Friday, November 26, 2010

Return to the Frozen North

We didn't expect to be back here at Theodore Roosevelt National Park, but circumstances changed.  I got an offer for temporary promotion that I couldn't refuse, and here we are.  The temperature was hovering around zero when we got here, a bit of a shock when you're used to 40.  It's already been down to -9.

We needed to get out of the house we were in back in Larned anyway, so we were going to have to move it.  So our stuff is all in storage, and what a mountain of stuff it is.  I don't know how a person gets so much. 

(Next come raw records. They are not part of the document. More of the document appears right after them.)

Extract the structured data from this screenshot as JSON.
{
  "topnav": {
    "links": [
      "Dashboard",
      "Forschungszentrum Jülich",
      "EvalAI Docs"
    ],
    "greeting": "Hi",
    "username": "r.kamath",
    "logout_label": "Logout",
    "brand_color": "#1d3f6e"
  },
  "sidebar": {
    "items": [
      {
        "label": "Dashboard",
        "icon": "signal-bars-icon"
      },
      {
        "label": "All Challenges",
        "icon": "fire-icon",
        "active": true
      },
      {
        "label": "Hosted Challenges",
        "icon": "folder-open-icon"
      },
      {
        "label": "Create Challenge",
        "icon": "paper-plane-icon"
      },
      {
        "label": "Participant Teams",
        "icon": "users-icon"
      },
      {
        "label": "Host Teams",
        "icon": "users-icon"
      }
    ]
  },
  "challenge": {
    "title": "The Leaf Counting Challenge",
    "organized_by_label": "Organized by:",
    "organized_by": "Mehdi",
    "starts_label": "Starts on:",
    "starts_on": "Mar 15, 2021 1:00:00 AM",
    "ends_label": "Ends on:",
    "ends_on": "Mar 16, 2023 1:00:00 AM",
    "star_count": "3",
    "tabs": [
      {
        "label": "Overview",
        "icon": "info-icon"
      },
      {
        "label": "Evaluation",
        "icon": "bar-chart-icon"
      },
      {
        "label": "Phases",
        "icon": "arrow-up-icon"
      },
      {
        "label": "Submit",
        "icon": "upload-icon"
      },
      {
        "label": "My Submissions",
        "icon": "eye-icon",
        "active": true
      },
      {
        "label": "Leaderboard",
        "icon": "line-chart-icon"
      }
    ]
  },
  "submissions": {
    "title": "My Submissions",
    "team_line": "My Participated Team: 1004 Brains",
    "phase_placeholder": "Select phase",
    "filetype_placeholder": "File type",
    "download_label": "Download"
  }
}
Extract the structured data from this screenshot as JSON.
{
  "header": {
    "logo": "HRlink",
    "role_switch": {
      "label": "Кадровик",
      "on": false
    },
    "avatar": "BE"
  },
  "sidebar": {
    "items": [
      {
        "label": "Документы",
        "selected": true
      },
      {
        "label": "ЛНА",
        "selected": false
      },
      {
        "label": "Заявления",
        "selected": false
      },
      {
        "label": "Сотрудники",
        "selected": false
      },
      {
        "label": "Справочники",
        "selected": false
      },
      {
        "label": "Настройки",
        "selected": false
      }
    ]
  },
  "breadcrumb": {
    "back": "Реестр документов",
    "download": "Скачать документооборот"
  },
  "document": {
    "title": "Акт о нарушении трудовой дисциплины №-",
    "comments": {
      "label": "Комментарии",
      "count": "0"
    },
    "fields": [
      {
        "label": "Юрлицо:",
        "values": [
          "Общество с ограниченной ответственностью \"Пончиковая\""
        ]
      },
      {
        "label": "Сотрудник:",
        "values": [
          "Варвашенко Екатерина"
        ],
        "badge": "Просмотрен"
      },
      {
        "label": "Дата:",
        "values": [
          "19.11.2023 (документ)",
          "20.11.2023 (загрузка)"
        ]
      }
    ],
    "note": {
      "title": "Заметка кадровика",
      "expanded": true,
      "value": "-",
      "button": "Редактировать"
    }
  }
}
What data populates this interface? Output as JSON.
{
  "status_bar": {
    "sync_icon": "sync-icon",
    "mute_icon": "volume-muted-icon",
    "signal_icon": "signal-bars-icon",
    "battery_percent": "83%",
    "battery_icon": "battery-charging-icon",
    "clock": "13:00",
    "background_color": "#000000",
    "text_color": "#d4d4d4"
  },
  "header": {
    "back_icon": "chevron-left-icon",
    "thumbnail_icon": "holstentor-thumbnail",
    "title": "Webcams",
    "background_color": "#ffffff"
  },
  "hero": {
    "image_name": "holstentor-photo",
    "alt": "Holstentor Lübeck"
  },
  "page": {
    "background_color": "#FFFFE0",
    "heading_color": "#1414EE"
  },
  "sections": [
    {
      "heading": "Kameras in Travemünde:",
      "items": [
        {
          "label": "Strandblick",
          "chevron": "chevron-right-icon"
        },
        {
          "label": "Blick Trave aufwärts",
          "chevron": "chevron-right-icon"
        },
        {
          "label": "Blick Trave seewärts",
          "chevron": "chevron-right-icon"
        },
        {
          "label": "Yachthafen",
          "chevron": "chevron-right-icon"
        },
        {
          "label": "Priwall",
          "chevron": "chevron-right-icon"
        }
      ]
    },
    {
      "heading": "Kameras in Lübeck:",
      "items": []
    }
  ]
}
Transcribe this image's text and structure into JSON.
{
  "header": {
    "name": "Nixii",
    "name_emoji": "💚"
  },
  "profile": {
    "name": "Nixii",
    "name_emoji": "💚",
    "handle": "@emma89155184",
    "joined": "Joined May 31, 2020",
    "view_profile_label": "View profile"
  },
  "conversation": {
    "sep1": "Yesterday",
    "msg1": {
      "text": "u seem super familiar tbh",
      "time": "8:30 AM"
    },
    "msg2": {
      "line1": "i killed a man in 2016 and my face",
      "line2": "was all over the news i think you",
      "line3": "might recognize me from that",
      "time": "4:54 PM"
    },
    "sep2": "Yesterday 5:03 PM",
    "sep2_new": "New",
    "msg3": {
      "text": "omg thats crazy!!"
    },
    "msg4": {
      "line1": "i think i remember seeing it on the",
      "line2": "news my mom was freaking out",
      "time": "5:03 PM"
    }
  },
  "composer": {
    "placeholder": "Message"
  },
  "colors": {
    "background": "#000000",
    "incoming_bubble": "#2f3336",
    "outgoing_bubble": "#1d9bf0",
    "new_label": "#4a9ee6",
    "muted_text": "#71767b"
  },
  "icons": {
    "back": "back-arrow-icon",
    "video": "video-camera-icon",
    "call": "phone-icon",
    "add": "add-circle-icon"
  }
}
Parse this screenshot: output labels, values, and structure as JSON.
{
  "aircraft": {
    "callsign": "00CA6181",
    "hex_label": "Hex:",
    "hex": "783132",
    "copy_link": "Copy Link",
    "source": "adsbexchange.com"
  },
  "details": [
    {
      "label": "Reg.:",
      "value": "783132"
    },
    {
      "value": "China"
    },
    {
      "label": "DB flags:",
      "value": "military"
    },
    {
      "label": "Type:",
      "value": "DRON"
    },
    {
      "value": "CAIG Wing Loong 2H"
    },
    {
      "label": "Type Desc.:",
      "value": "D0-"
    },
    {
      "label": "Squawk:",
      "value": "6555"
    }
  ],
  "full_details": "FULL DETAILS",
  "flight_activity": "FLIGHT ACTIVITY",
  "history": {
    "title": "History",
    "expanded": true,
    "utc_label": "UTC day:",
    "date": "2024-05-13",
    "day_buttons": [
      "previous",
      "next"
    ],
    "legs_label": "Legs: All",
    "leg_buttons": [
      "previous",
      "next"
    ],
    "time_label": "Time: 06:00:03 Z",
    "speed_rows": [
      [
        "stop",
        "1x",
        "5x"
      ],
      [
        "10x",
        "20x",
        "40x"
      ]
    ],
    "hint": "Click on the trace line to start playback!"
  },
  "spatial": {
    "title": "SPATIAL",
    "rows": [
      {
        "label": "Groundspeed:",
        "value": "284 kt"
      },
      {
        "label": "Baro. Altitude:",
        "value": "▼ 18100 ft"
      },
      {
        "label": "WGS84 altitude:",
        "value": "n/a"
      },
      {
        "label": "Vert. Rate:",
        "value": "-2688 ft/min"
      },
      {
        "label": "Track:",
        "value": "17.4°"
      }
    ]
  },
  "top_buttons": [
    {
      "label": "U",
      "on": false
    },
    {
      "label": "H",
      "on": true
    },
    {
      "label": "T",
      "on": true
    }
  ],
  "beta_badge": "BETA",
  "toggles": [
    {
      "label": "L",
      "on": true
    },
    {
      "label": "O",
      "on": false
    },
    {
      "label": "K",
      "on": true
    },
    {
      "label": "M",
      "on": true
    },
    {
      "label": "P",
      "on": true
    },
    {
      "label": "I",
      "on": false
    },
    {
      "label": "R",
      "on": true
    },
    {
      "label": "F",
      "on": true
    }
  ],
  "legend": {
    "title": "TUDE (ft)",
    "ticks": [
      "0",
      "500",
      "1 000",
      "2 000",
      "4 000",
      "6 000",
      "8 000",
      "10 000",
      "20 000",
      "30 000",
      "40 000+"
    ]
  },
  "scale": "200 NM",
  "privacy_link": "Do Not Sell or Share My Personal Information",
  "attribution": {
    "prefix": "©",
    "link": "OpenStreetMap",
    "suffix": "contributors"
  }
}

After we moved to Kansas, we started a campaign to rid ourselves of some of our useful but unnecessary stuff.  Too lazy to have a garage sale, we just made donations to the library, Goodwill, and put up some good stuff on Freecycle.org.  That helped.  What was left, I started packing meticulously into our storage unit with the help of my dad, who I somehow convinced to come help with this whole operation.  I started weeks earlier, stacking plastic tubs and boxes in the back as high as they'd go, then furniture.  Before we knew it, we had packed ourselves out the door with no room for anything else.


In my years traveling between the parks, I will say one thing I've learned is that everything you really need can fit into your car and go down the road.  If you can't do that with it, you probably don't need it.  I pulled a U-Haul trailer 850 miles across the country (and watched my fuel economy in alarm the whole way) just to get all of baby's extra stuff up here.  A third person throws the equation off for us, but we are adapting.


Most things have stayed the same here, but some things have changed a lot.  Most noticeably, there are a lot more oil wells near Dickinson.  Way more.  The other is the elk reduction staff working in the park, which has our street bustling with early-morning activity several days a week and our housing crammed full.
Baby Alison has enjoyed North Dakota so far.  She's quite wiggly, coos and babbles, and stays warm under many layers of clothes.  She also likes looking out the window at the buttes just like everybody else.

1 comment:

Marianne, aka Ranger Anna said...

We travel with 4--two of whom are teenaged boys. Talk about a lot of crap! The worst part for us is our stash of electronics. God forbid that the boys don't each have their own gaming systems. I now have a stash of apartment cooking/linen gear, and I keep that packed away until moving time again. The hard part is going to YNP where we still need winter clothes all summer long!